Maybe God does bring good out of bad. Maybe these racial and cultural divides can help us understand how better to move beyond them. Cynics may scoff - and certainly will. They will parse every nuance and try to paint Obama as another cynical, positioning pol. I don’t believe it. He has more sincerity and integrity than the vast majority of politicians, more honesty, and more resilience in a very tough spot.
And today, we found that he can fight back, and take a stand, without calculation and in what is clearly a great amount of personal difficulty and political pain. It’s what anyone should want in a president. It makes me want to see him succeed more than ever. It’s why this country needs to see him succeed more than ever.
But Jennifer Rubin, an Obama critic at Commentary’s Contentions blog, jeers:
Barack Obama has finally, finally thrown Reverend Wright under the proverbial bus. How low did the poll numbers go? How many superdelegates had to warn him? What finally changed his mind? Because, as anyone following the story knows, Wright has been remarkably consistent. His sermons, his NAACP speech and his performance at the National Press Club are all of one piece: ranting, anti-white, anti-American. So we now have some questions to ponder.

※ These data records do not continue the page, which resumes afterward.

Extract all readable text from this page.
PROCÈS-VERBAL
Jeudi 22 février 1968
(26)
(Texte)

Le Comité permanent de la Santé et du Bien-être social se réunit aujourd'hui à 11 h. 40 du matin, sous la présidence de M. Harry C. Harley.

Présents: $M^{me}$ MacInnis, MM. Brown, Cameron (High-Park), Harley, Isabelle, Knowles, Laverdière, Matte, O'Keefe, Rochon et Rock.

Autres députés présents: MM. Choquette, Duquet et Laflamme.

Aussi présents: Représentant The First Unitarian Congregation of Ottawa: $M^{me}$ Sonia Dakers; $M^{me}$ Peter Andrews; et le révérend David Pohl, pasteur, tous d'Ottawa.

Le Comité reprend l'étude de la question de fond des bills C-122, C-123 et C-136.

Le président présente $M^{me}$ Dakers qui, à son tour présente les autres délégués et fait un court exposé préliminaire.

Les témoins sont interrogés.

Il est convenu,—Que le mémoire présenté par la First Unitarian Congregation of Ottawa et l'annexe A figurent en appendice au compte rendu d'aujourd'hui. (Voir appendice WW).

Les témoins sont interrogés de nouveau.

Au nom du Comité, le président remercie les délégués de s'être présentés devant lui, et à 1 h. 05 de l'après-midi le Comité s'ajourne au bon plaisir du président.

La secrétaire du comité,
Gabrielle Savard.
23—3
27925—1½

Is Obama going to stick with the “I am the worst judge of character on the planet” excuse? After all, if millions of non-congregants could figure out Wright, why couldn’t he? And if the issue now is not “Does Obama believe all this loony Wright inspired stuff?” but “Has he been duplicitous?”, then what happens to his Agent of Change, post-racial-uniter routine? Will this be enough to push some Democrats (like the Edwards duo) over the edge and conclude: Enough? (Certainly many Democrats must be wondering what they would be in for in a general election contest with him.)
In the end, the chickens did come home to roost. Just not the ones Wright had in mind.
The first round of online commentary, reacting to Wright’s National Press Club remarks (before Obama had responded), also featured some interesting takes:
On the excellent new black-oriented online journal The Root, former Time columnist Jack White writes that Wright’s latest antics confirm his view of the preacher as “a loud-mouthed extremist” — and asks whether he’s purposely trying to torpedo his congregant’s campaign. Also on The Root, Princeton academic Melissa Harris-Lacewell — who has previously stood up for Wright — compares the pastor to the biblical Jonah, swallowed up not by a whale, but by a political campaign.
To my surprise, Ari Berman, who covers the campaign for the left-wing magazine The Nation, expressed concern that Wright’s latest round of remarks could hurt Obama. “Ten days before important primaries in Indiana and North Carolina, the re-emergence of Wright was the last thing Obama needed–and a gift from heaven to Hillary Clinton and the Republican Party,” he wrote. Why is this fairly conventional analysis surprising? Because when video of Wright’s pulpit rants first hit the airwaves back in March, here’s what Berman had to say: “Wright has always been an outspoken maverick and some of his words will likely turn some voters off, although these are probably people who would never vote for a Democrat anyway.” (I guess Berman came to the belated realization that some Democrats actually do take exception to the phrase “God Damn America,” after all.)
While many commentators are now focused on how Obama’s latest response to Wright will play with the electorate in general, more specifically there’s a question of how they’ll play with black voters in particular. Politico’s Jonathan Martin notes that some of black America’s leading lights were in Wright’s corner a the National Press Club, and cites a Republican adman who suggests that trouble may be brewing for Obama with the African-American community’s “old guard.” Meanwhile, Andrew Sullivan notes that the Rev. Al Sharpton is already attacking Obama over the Illinois senator’s response to New York’s Sean Bell shooting verdict. The question now is: How will Obama’s repudiation of Wright — a figure with significant support in at least some segments of the black community — play with the candidate’s black base?